Une responsabilité partagée avec l’Occident
Cela dit, limiter l’analyse aux seules fautes africaines, accuser l’Afrique de refuser le développement comme le fit la Camerounaise, Axelle Kabou, en 1991, serait réducteur. L’histoire du sous-développement du continent ne peut être pleinement comprise sans examiner le rôle déterminant joué par les anciennes puissances coloniales et les pays industrialisés. L’Occident, depuis la colonisation, a façonné un modèle économique basé sur l’exploitation des ressources africaines au profit de ses propres intérêts.
L’Afrique n’a pas fini de panser les blessures de la traite négrière et de la colonisation. Même, après les pseudo-indépendances, la mainmise occidentale ne s’est pas estompée. Le refus du transfert de technologies, le verrouillage des marchés mondiaux, l’endettement structurel imposé par les institutions financières internationales, tout cela a contribué à maintenir l’Afrique dans un rôle de simple fournisseur de matières premières. Pire encore, de nombreux dictateurs africains ont été soutenus, parfois, militairement, par des puissances étrangères qui y trouvaient leur compte. La stabilité d’un régime autoritaire semblait préférable à l’incertitude d’une démocratie émergente.

Repenser le partenariat et l’avenir
Le diagnostic posé par Thiam a le mérite de rappeler que le salut de l’Afrique ne viendra pas d’un bouc émissaire, mais, d’une responsabilisation collective. Cependant, il ne faut pas tomber dans une lecture simpliste qui absout les puissances extérieures de leur rôle historique et structurel dans l’enlisement du continent. Il s’agit donc de conjuguer la lucidité interne à une pression diplomatique pour un partenariat plus équitable.
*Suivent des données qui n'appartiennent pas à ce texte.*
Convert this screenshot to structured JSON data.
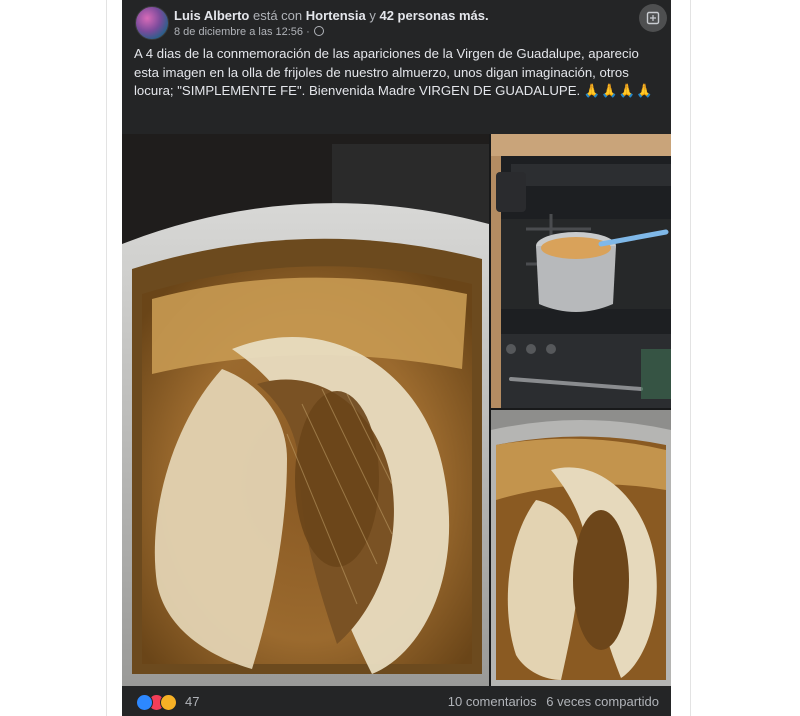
{
  "post": {
    "author": "Luis Alberto",
    "with_connector": "está con",
    "tagged_friend": "Hortensia",
    "and_connector": "y",
    "others": "42 personas más.",
    "timestamp": "8 de diciembre a las 12:56 ·",
    "privacy_icon": "globe-icon",
    "text": "A 4 dias de la conmemoración de las apariciones de la Virgen de Guadalupe, aparecio esta imagen en la olla de frijoles de nuestro almuerzo, unos digan imaginación, otros locura; \"SIMPLEMENTE FE\". Bienvenida Madre VIRGEN DE GUADALUPE.",
    "emoji": "🙏🙏🙏🙏"
  },
  "photos": [
    {
      "name": "bean-pot-closeup"
    },
    {
      "name": "stove-with-pot"
    },
    {
      "name": "bean-pot-detail"
    }
  ],
  "footer": {
    "reaction_icons": [
      "like-icon",
      "love-icon",
      "haha-icon"
    ],
    "reaction_count": "47",
    "comments": "10 comentarios",
    "shares": "6 veces compartido"
  },
  "colors": {
    "card_bg": "#242526",
    "primary_text": "#e4e6eb",
    "secondary_text": "#b0b3b8",
    "like": "#2d88ff",
    "love": "#f33e58",
    "haha": "#f7b125"
  }
}
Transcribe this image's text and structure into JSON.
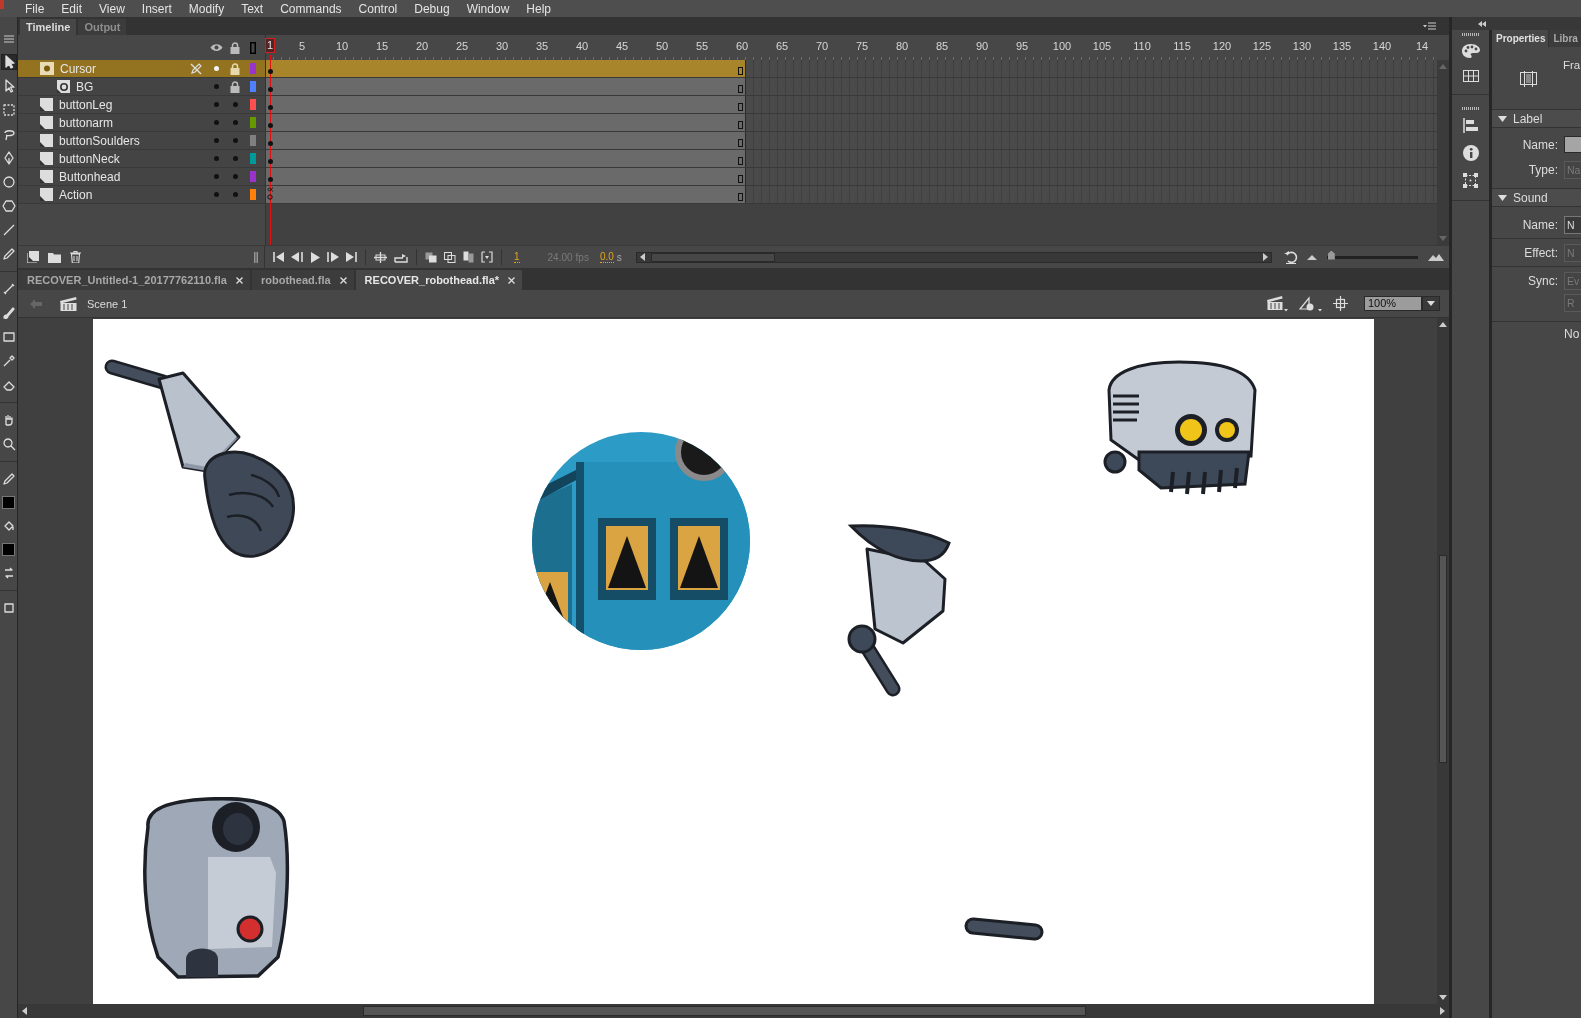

Les Africains doivent exiger plus de leurs dirigeants, et ceux-ci doivent rendre des comptes. Mais, l’Occident doit, également, mettre fin à ses logiques extractivistes, favoriser la coopération technologique et cesser de cautionner les régimes qui perpétuent la misère. L’Afrique, riche de sa jeunesse et de ses ressources, peut encore se relever, à condition de regarder son histoire en face et de rompre définitivement avec les modèles du passé.
Jean-Claude DJEREKE
est professeur de littérature à l’Université de Temple (Etats-Unis).